Roughly half the beach rooms are in connected blocks of 3 and the rest are individual. Built in an irregular pattern with some in front and some behind there will be preferences, but there is always a view of the beach and sea and it is only a matter of a few steps. This irregularity and the lack of defined concrete pathways through the shady interior gives the place less of a resort and more of a village feel, which certainly adds to its charm.
Inside the thatched rooms it is spacious, clean and simple. Decorated in tones of green to light yellow with screwpine woven panels and thick bamboo furniture they are not high design but they are just fine for their setting. The bathroom is neatly tiled and has a good size shower with a powerful spray.
The interior of the waterbungalows is more compact, with space taken up by the large bamboo armchairs and 4-poster bed. French windows run around 3 sides of the room giving loads of light (though they can, of course, be curtained off). A wide veranda runs around 2 sides providing fine views and good privacy. Facing either south or west guests are assured of plenty of private sunbathing.
It must be that guests do spend a lot of time lingering in and around their rooms because despite there being a lot of rooms for the island’s size it doesn’t feel full or busy at all. The usual excursions are there but are not too much in demand and the watersports centre is large and well stocked but still mostly quiet. The dive school is a 5-star PADI instructor centre but it is not one of the busiest around.
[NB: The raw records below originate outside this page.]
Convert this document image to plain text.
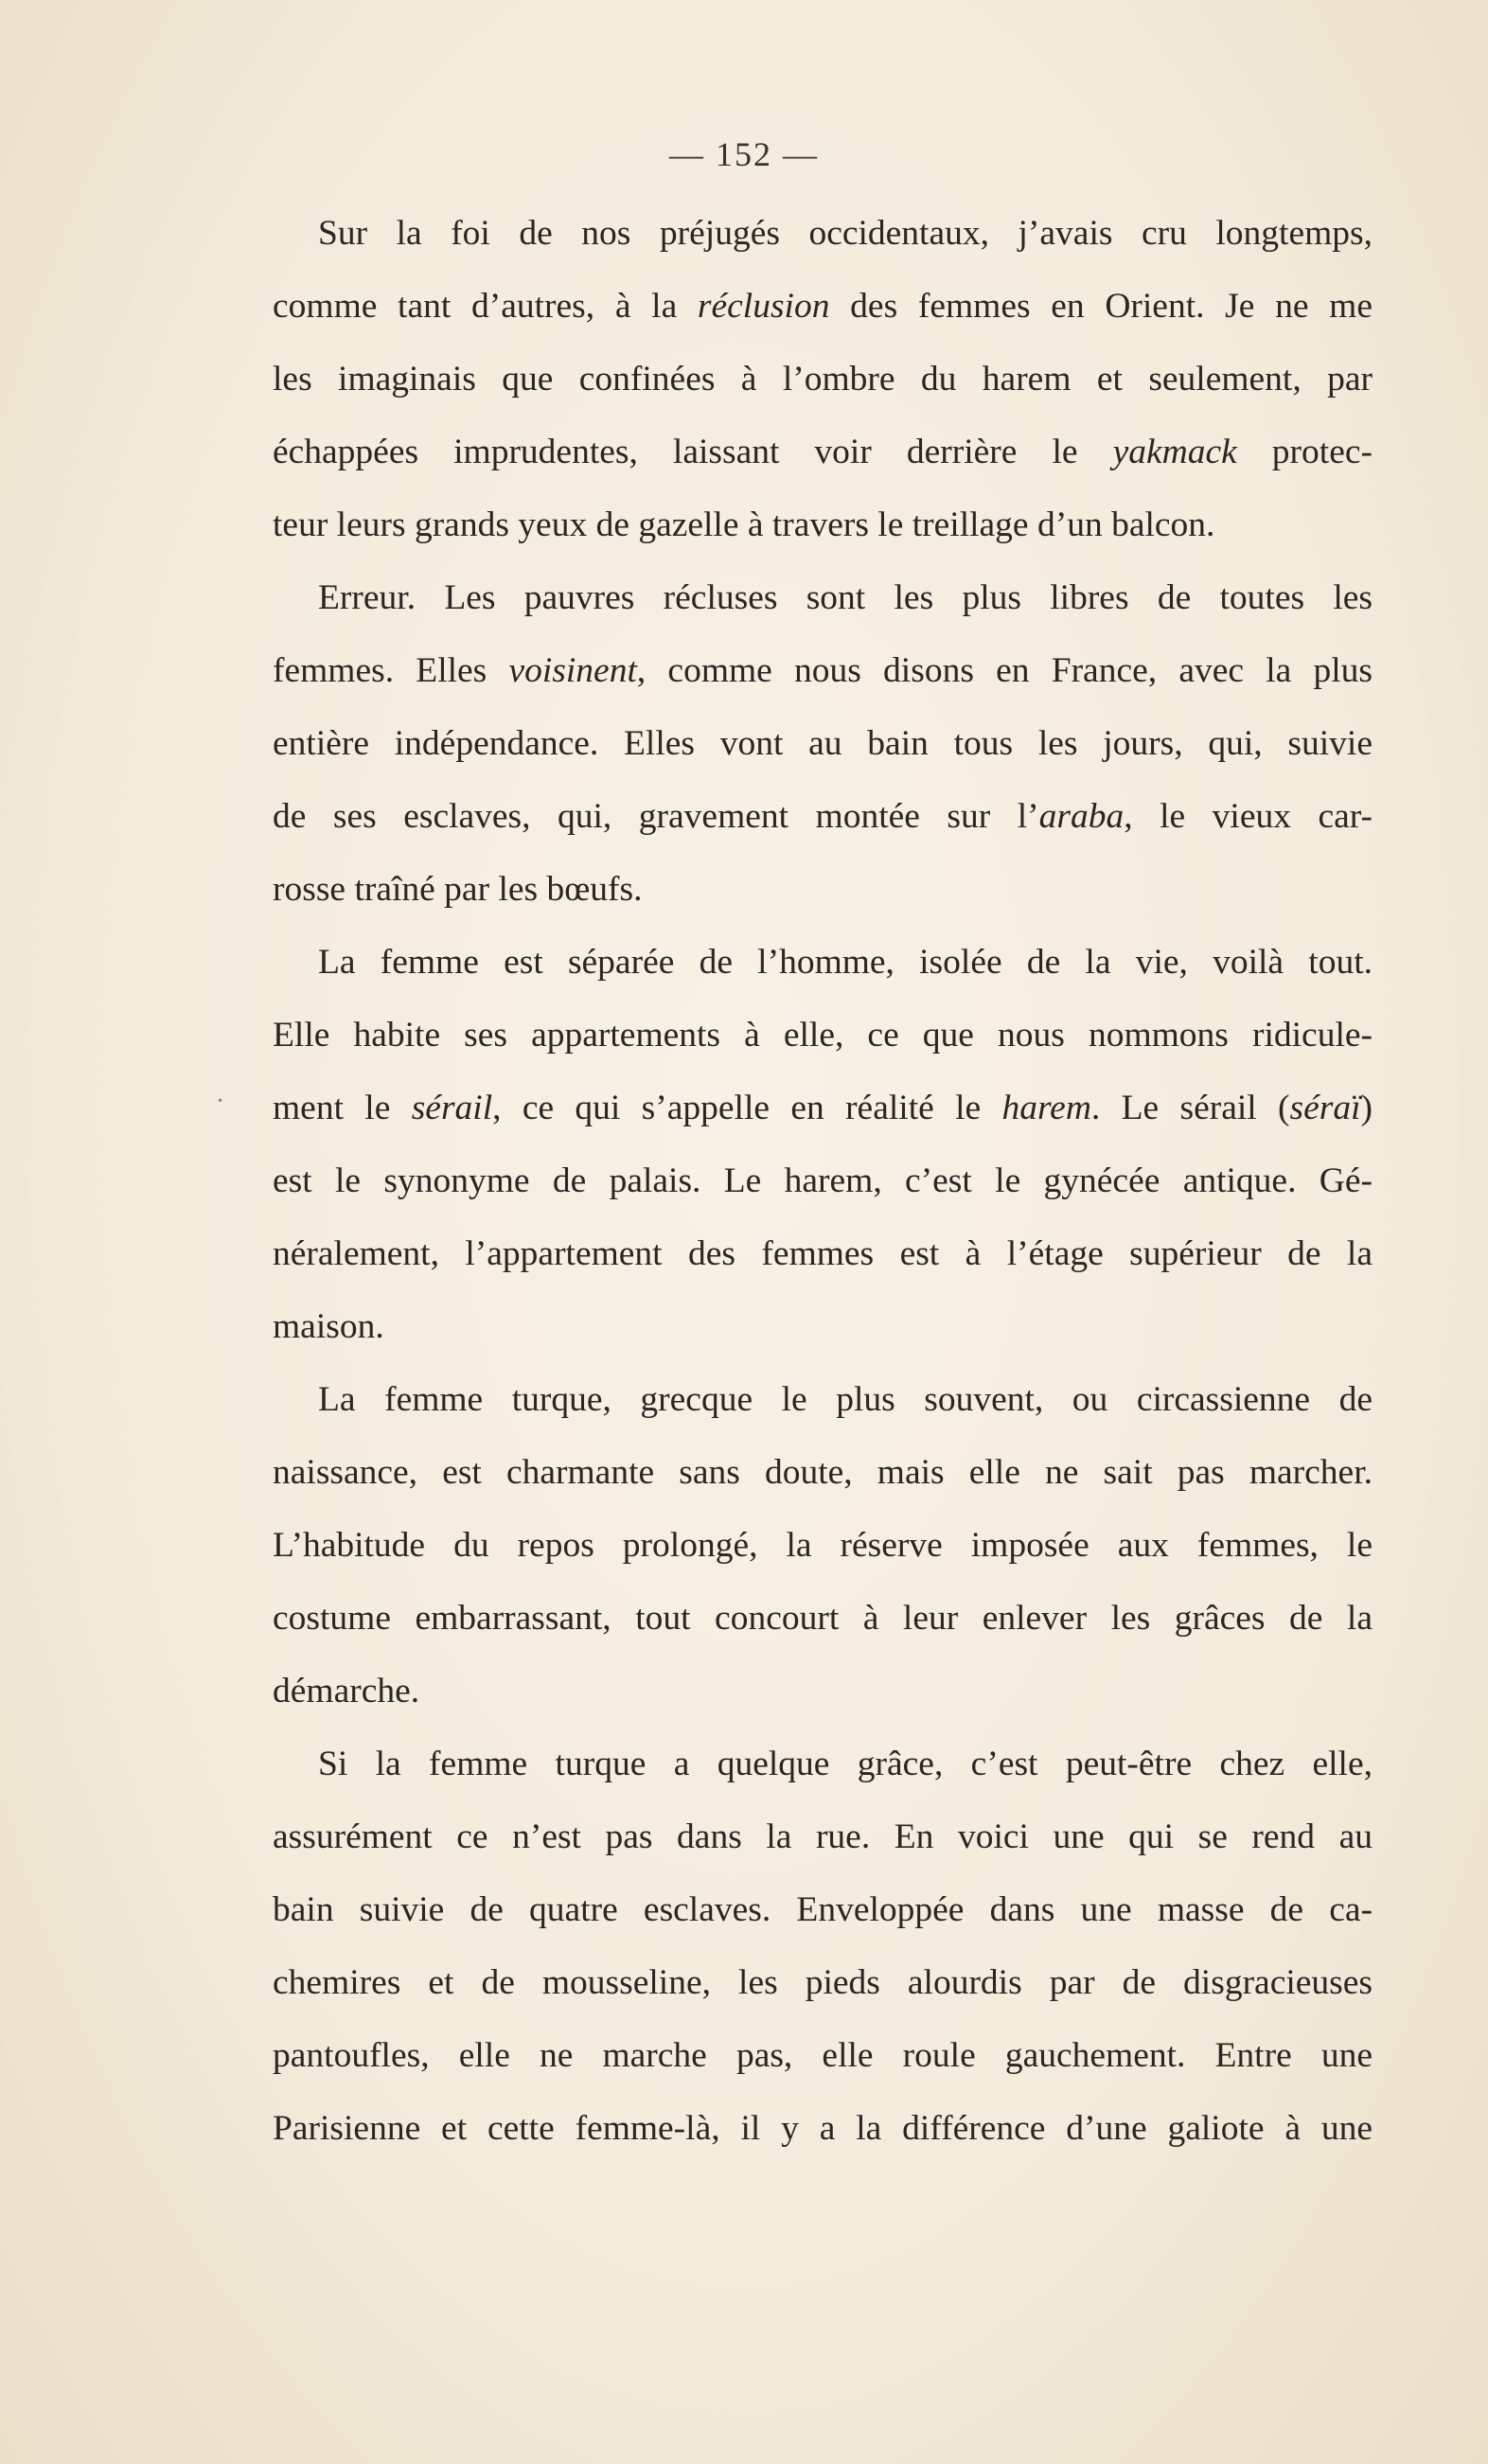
— 152 —
Sur la foi de nos préjugés occidentaux, j’avais cru longtemps,
comme tant d’autres, à la réclusion des femmes en Orient. Je ne me
les imaginais que confinées à l’ombre du harem et seulement, par
échappées imprudentes, laissant voir derrière le yakmack protec-
teur leurs grands yeux de gazelle à travers le treillage d’un balcon.
Erreur. Les pauvres récluses sont les plus libres de toutes les
femmes. Elles voisinent, comme nous disons en France, avec la plus
entière indépendance. Elles vont au bain tous les jours, qui, suivie
de ses esclaves, qui, gravement montée sur l’araba, le vieux car-
rosse traîné par les bœufs.
La femme est séparée de l’homme, isolée de la vie, voilà tout.
Elle habite ses appartements à elle, ce que nous nommons ridicule-
ment le sérail, ce qui s’appelle en réalité le harem. Le sérail (séraï)
est le synonyme de palais. Le harem, c’est le gynécée antique. Gé-
néralement, l’appartement des femmes est à l’étage supérieur de la
maison.
La femme turque, grecque le plus souvent, ou circassienne de
naissance, est charmante sans doute, mais elle ne sait pas marcher.
L’habitude du repos prolongé, la réserve imposée aux femmes, le
costume embarrassant, tout concourt à leur enlever les grâces de la
démarche.
Si la femme turque a quelque grâce, c’est peut-être chez elle,
assurément ce n’est pas dans la rue. En voici une qui se rend au
bain suivie de quatre esclaves. Enveloppée dans une masse de ca-
chemires et de mousseline, les pieds alourdis par de disgracieuses
pantoufles, elle ne marche pas, elle roule gauchement. Entre une
Parisienne et cette femme-là, il y a la différence d’une galiote à une
·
The mix of Germans, Swiss, Dutch and varied others seem to enjoy Thulagiri for its peace and quiet, a sort of village homely feel. Like the pet budgerigars that happily chirp and multiply, everyone seems to love it here.
Great food always helps, of course, and Thulhagiri has long had a reputation for top class buffets. The resort is co-owned by the biggest supplier of fresh food to the resorts so you just have to add in good chefs and you are assured of fine dining.
Attached to the restaurant is the main bar (there is also a well positioned sunset bar). Low comfy chairs on the sandy floor under a high thatched roof give the place an informal setting to suit the style of the resort. Every evening there is some soft entertainment and then it’s off to bed early - except perhaps for the live band night.